С теплым чувством вспоминаю я также учителя русской словесности Николая Александровича Вестенрика, преподававшего нам с 5 класса, но рано умершего и замененного А. Д. Мохначевым. Николай Александрович был умный преподаватель и человек бесконечной доброты. Он никогда не нуждался в каких бы то ни было репрессивных мерах для поддержания порядка в классе: мы все любили его и даже мысли не могло явиться сделать что нибудь ему неприятное. Ученики большею частью давали учите¬лям прозвища, отличавшие какой-нибудь недостаток учителя, но у любимых учителей таких прозвищ не было: инстинктивное уважение к ним не позволяло давать им обидных кличек. Не было прозвища и у Н. А. Вестенрика.

Был у нас в старших классах преподаватель французского языка Georges Wild. Это был маленький живой старичек, полный самых высоких идеалов, но, конечно, совершенно не гармонировавший с общим тоном классической гимназии, организованной немецкими классиками с Лемониусом во главе. В Педагогическом Совете Wild не имел никакого авторитета и ученики его порядочно изводили и много портили крови бедному старику. Наш класс как-то лучше к нему отнесся, сумел почувствовать в нем род¬ную нам душу и, кончая курс, мы решили отличить двух наиболее симпатичных нам учителей П. П. Семенникова и Вильда. Мы в складчину купили им подарки: Семенникову подстаканник с вырезанными нашими фамилиями, а Вильду — альбом с нашими портретами, пригласили их на квартиру нашего товарища Василия Григорьевича Дружинина и поднесли им подарки с соответствующими речами. Юбиляры были растроганы до слез, и у нас осталось светлое, радостное воспоминание об этих минутах.

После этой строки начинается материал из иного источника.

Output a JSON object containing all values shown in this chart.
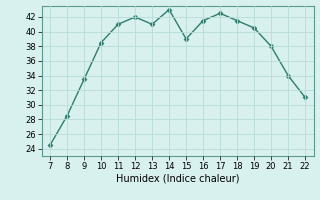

Теперь несколько слов о доминировавшей группе преподавателей. Во главе гимназий стоял Василий Христианович Лемониус. Он родился в России, кончил курс в нашей гимназии, был в ней преподавателем греческой поэзии и директором и все же остался немцем, плохо владевшим русским языком и совершенно чуждым нам по духу. Он был классически образо¬ванным человеком, едва ли понимавшим и интересовавшимся чем нибудь вне своего классически монотонного существования. Как сейчас вижу эту высокую, сухую фигуру в синем вицмундире с седыми клочковатыми волосами и седыми баками, но с бритыми губами и подбородком и слегка косившими, как будто не слушавшимися глазами. Он читал нам исключительно Гомера. Уроки заключались в том, что мы ему переводили отрывок из Одиссеи или Иллиады, а он нам объяснял особенности ионического диалекта, на котором написаны эти произведения, и объяснял значение прочитанного по примечаниям к читаемому тексту. А так как у некоторых из нас было то же самое издание, то мы отлично видели, что все свои сообщаемые знания он почерпал из этих примечаний. Человек он был добрый, никому зла не делал, но и пользы мы от него не чувство¬вали. Ближайший к нему учитель был преподаватель немецкого языка в старших классах — Буш. Ему в то время было под восемьдесят лет. Он был совершенно седой, с остриженной «бобриком» головой и подстриженной седой же бородой. Держался он совершенно прямо и ходил с необычайно важным видом, не обращая на нас никакого внимания, и внушал нам страх. Была у него странность. Он требовал, чтобы каждый воспи¬танник всегда имел при себе лексикон и, если такового не оказывалось, ставил ученику нуль. В старших классах этот, как бы оживший, манекен ввел, по моему, крайне разумную систему: он переводил с нами лучшие произведения немецких классиков. Так, мы прочитали у него из Шиллера Лагерь Валленштейна. Мессинскую невесту, Орлеанскую деву, первую часть Фауста Гете, Гердеровского Сида, Рейнеке Фукс Гете, сагу Тегнера Фритьоф и Ингеборг. Под конец он дошел до такой дряхлости, что попадал не в свой класс, переводил с воспитанниками одну и ту же страницу несколько уроков подряд. Из близких к начальству лиц нужно упомянуть еще Германа Васильевича Бюрига, учителя греческого языка, не пользовавшегося у нас любовью и относившегося к нам с высокомерным презрением куль¬турного тевтона к дикарям. Когда ему задавали вопрос, он говорил: «Что за необразованные вопросы, точно из деревни».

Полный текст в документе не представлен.